Make personal finance fun

Make personal finance fun
Stop using jargon and graduate school terminology. Talk with your clients the way you talk with your friends
OCT 26, 2020

As financial advisers, we all know that most Americans are woefully mismanaging their personal finances. And we all know why: Most lack the education they need to make effective financial decisions that are in their best interest.

Few Americans are taught about money by their parents. Fewer take any classes about the subject in school, and it’s a rare employer that provides any advice or information about personal finance to its workers.

Yep, America is a land of financial illiterates. And that’s why most people find the topic intimidating, confusing and even downright scary.

We can improve the situation by doing something that few advisers ever attempt: Let’s make personal finance fun.

It’s a routine approach for us at Edelman Financial Engines. Here’s just one example, using perhaps one of the most hated and confusing aspects in all of financial planning: life insurance.

Few clients want to talk about it. No one wants to spend money on it. But we have found a way to create a conversation that is always filled with laughter -- and results in the client agreeing to get the insurance policy they need. How do we do it? We ask our clients one simple question.

Does Batman need life insurance?

You’re already smiling.

After a fun dialogue about superheroes and favorite movies, and the comic books we read (or didn’t read) as children, we return to the question.

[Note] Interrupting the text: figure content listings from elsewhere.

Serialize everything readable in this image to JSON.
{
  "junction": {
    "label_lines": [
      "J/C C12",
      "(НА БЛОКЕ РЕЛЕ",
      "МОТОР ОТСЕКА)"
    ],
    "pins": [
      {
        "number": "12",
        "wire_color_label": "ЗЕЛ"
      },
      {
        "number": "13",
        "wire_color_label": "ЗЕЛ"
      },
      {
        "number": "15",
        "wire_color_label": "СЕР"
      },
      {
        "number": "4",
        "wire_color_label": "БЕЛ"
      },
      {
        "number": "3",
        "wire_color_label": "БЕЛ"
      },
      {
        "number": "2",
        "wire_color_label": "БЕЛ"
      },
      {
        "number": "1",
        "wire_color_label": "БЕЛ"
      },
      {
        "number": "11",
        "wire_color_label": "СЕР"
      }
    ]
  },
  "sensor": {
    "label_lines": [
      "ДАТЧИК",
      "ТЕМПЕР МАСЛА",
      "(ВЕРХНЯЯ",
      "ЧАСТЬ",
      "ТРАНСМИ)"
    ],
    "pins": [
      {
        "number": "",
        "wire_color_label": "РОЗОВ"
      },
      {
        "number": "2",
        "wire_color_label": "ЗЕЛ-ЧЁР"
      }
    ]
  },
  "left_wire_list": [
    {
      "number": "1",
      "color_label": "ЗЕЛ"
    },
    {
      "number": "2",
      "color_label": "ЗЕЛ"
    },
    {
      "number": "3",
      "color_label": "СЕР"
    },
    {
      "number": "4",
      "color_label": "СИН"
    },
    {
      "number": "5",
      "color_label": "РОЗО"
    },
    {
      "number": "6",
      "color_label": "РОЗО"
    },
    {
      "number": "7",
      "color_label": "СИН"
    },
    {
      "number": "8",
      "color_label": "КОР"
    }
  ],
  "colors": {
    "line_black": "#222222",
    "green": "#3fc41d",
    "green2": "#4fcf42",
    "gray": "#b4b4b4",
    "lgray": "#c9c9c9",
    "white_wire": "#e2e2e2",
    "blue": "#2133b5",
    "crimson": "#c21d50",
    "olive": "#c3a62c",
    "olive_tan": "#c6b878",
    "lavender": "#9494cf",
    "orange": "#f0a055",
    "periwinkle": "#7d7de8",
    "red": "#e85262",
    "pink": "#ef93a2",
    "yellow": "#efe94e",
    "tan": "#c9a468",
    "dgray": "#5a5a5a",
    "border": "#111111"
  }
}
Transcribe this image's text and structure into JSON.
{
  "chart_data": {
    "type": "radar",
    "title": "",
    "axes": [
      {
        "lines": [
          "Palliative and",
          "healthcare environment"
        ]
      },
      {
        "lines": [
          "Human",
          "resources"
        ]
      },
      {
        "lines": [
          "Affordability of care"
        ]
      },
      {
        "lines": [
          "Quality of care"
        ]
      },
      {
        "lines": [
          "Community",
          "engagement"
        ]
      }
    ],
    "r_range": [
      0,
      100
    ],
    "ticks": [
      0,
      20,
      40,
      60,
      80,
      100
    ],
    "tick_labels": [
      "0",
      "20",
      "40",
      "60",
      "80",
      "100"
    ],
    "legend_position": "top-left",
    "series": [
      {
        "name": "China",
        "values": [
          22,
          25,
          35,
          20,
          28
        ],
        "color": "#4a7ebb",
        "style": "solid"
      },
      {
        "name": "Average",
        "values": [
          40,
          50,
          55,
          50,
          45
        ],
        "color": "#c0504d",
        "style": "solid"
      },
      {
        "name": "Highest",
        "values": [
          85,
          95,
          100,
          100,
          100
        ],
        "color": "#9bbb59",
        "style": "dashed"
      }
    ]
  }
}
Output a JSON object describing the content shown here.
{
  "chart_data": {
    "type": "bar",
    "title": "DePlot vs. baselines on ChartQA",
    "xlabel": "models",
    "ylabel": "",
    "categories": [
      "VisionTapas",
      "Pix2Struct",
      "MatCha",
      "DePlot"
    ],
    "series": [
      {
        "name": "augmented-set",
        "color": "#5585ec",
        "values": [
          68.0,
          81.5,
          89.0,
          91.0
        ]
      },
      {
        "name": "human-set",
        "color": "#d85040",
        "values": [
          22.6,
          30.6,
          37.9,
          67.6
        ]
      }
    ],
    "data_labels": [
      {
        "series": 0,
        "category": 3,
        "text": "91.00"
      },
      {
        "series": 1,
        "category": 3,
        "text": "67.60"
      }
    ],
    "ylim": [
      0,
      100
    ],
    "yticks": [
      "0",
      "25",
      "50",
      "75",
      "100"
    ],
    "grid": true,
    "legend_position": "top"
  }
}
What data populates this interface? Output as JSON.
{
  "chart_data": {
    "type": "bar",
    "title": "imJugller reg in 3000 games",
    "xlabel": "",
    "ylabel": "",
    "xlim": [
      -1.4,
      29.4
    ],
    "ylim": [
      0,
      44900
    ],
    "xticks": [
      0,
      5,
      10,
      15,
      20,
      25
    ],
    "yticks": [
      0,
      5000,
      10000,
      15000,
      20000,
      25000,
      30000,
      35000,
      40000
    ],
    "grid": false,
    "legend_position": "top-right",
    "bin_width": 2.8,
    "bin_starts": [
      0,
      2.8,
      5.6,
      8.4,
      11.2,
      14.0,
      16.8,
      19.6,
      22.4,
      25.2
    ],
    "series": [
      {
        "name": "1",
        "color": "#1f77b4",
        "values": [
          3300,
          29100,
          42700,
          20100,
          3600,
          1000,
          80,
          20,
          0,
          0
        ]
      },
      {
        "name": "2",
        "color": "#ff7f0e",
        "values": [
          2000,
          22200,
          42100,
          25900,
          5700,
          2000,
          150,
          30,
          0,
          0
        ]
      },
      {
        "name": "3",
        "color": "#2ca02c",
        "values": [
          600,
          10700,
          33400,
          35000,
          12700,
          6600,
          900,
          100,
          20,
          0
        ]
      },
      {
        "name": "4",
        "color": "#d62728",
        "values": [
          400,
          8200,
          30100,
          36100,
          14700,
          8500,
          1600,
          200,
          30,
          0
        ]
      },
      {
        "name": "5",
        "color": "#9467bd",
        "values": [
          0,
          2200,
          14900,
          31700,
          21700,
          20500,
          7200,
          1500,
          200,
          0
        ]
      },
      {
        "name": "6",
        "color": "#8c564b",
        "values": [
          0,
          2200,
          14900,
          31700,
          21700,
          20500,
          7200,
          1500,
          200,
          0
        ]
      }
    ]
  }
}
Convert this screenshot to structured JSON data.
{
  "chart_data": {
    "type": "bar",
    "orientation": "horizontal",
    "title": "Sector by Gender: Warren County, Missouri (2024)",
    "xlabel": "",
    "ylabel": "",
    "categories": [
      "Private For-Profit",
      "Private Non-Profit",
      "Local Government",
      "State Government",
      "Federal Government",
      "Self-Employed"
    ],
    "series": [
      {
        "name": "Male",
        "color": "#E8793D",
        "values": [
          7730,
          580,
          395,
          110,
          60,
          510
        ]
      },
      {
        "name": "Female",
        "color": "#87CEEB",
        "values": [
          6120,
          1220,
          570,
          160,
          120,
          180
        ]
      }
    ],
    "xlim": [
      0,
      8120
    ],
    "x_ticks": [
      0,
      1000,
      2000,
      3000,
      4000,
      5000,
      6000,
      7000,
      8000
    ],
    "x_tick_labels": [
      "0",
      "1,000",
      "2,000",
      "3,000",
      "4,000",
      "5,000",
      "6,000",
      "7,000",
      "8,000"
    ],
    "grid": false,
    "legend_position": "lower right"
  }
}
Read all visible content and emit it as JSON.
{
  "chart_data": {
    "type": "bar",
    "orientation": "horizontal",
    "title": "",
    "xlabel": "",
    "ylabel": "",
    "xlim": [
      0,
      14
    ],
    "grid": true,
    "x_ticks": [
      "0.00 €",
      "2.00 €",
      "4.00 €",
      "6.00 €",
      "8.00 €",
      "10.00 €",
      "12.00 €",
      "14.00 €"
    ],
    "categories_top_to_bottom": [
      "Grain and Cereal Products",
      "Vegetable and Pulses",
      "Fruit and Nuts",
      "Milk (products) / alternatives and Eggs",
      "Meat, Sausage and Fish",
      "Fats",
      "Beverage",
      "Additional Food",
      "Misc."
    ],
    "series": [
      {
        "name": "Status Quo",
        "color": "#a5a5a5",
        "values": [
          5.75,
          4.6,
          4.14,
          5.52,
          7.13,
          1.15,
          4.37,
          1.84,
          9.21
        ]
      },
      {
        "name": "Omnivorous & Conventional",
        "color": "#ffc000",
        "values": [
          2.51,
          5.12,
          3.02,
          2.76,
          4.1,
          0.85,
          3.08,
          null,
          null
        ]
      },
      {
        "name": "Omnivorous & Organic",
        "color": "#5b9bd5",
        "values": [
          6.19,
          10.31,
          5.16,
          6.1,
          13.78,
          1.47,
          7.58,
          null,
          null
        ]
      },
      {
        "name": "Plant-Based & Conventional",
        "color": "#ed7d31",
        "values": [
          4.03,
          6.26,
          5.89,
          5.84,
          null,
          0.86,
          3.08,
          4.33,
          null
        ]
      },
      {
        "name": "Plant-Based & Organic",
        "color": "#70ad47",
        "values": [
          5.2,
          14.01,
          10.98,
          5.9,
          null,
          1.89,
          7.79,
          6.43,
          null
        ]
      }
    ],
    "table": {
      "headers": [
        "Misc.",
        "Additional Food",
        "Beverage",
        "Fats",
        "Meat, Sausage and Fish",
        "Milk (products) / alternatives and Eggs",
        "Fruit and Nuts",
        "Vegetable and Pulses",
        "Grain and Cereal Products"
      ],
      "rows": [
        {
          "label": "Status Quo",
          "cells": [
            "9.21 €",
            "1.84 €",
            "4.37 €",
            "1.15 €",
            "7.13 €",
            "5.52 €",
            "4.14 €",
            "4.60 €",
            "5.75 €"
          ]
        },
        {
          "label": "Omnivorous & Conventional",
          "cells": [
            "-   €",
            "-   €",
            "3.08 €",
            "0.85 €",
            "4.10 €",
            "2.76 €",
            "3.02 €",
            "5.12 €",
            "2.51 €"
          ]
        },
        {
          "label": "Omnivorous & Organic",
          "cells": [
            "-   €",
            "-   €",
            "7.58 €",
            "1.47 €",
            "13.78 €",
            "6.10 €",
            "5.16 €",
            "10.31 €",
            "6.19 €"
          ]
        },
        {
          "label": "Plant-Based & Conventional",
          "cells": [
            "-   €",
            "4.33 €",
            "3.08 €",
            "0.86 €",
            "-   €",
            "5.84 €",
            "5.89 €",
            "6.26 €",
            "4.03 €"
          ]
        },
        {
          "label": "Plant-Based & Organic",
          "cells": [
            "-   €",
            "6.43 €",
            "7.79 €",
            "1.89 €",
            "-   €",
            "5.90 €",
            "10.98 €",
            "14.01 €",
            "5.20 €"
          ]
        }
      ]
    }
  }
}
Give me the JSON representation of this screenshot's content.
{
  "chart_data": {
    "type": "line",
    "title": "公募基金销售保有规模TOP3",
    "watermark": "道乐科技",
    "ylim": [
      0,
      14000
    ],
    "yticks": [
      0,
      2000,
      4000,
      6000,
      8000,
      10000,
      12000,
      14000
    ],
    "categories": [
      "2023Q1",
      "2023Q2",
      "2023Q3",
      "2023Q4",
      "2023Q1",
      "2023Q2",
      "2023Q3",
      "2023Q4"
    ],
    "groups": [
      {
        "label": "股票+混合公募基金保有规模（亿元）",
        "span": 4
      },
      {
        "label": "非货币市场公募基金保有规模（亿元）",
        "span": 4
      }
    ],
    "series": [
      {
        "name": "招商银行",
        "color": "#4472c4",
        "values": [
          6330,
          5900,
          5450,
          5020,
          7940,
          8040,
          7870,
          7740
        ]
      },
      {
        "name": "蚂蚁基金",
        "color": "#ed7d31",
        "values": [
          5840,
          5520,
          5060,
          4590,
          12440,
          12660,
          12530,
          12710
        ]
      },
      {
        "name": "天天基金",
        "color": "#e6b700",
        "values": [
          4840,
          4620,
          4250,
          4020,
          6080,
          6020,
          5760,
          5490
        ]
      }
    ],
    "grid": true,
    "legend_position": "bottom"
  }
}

And almost every client’s response is, “Yes, of course, Batman needs life insurance.” After all, everyone knows that Batman engages in very risky behavior; his odds of dying are pretty high.

But as a financial planner, you know the truth: Batman, aka billionaire Bruce Wayne, has no need for life insurance. Bruce is unmarried, with no living parents and no children. With no one financially dependent on him, Batman has no need for life insurance. (Protecting Alfred via his estate plan is a different matter -- and the opportunity for another fun conversation.)

So who does need life insurance?

Homer Simpson.

Laughing yet?

Homer, we explain to our clients, is the sole wage earner in his family. Marge and the kids are at great financial peril if Homer dies.

This simple conversation -- funny, disarming, engaging -- is all it takes to help our clients put life insurance into proper context. They get it, and that lets them get the life insurance they need to protect their family.

It’s time for the financial planning community to stop showing off. Enough with the multicolored charts and graphs. Stop using jargon and graduate school terminology that you use (let’s face it) partly to impress your clients but mostly to intimidate and bully them into acquiescing to your entreaties.

Talk with your clients the way you talk with your friends. Make it fun.

And then, when they agree that Batman doesn’t need life insurance, you can ask them if he needs disability insurance coverage — and whether he can quality for a policy!

Ric Edelman is founder of Edelman Financial Engines, the RIA firm ranked No. 1 in the nation by InvestmentNews.